Le traitement du rôle des différentes personnes de la Trinité dans le drame de la croix est pertinent et approfondi. L’auteur met en garde contre l’erreur parfois constatée, par exemple dans certains cantiques, de faire de Jésus-Christ, notre substitut, l’antagoniste miséricordieux d’un Dieu en colère auquel il tente d’arracher le pardon pour que le pécheur échappe à son jugement. Non, il n’y a pas de dissociation entre le Père et le Fils : la construction d’un Christ miséricordieux qui fait pression sur un Dieu réticent pour qu’il prenne des mesures de clémence à notre égard s’effondre devant la réalité de l’amour de Dieu, dans la totalité de sa Trinité.

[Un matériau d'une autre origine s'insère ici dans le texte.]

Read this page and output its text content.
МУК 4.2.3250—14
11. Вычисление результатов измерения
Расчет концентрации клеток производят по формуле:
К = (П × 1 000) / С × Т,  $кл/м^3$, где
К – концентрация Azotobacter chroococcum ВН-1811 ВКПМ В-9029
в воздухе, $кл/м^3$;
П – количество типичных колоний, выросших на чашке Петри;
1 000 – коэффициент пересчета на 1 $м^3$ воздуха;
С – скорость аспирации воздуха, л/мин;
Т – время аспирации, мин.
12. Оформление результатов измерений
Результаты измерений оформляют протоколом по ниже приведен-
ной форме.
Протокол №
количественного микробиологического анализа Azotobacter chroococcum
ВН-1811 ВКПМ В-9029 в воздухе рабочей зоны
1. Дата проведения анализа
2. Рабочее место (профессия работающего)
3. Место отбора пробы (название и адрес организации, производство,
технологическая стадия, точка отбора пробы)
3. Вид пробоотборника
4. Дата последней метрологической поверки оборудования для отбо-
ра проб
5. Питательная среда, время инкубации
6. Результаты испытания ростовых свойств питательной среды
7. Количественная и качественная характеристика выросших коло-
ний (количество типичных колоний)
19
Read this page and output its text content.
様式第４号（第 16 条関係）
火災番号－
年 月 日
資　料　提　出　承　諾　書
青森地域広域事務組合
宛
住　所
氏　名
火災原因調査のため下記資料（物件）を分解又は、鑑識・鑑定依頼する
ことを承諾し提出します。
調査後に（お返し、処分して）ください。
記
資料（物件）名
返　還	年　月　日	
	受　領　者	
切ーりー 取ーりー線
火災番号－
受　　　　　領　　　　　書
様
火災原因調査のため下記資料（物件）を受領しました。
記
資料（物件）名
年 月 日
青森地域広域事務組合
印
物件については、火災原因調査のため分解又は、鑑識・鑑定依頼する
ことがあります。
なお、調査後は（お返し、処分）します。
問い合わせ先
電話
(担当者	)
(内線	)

Un examen utile de certaines hérésies des premiers siècles sur la Trinité

On appréciera aussi l’utilité de l’examen de certaines hérésies des premiers siècles sur la Trinité.
Bien que toutes ces controverses puissent sembler fort éloignées de nos préoccupations de chrétiens du 21e s, nous faisons bien de nous tenir sur nos gardes. Ces tendances hérétiques peuvent se retrouver dans certains mouvements sectaires actuels
Une accentuation excessive sur les souffrances endurées par Dieu le Fils sur la croix aboutit, soit à l’erreur des modalistes et des patripassiens qui confondent entre elles les personnes de la Trinité et nient la distinction éternelle qui existe entre le Fils et le Père, soit à l’erreur des monophysites et des théopaschites qui confondent les deux natures (divine et humaine) du Christ et nient le fait qu’il était une personne en deux natures.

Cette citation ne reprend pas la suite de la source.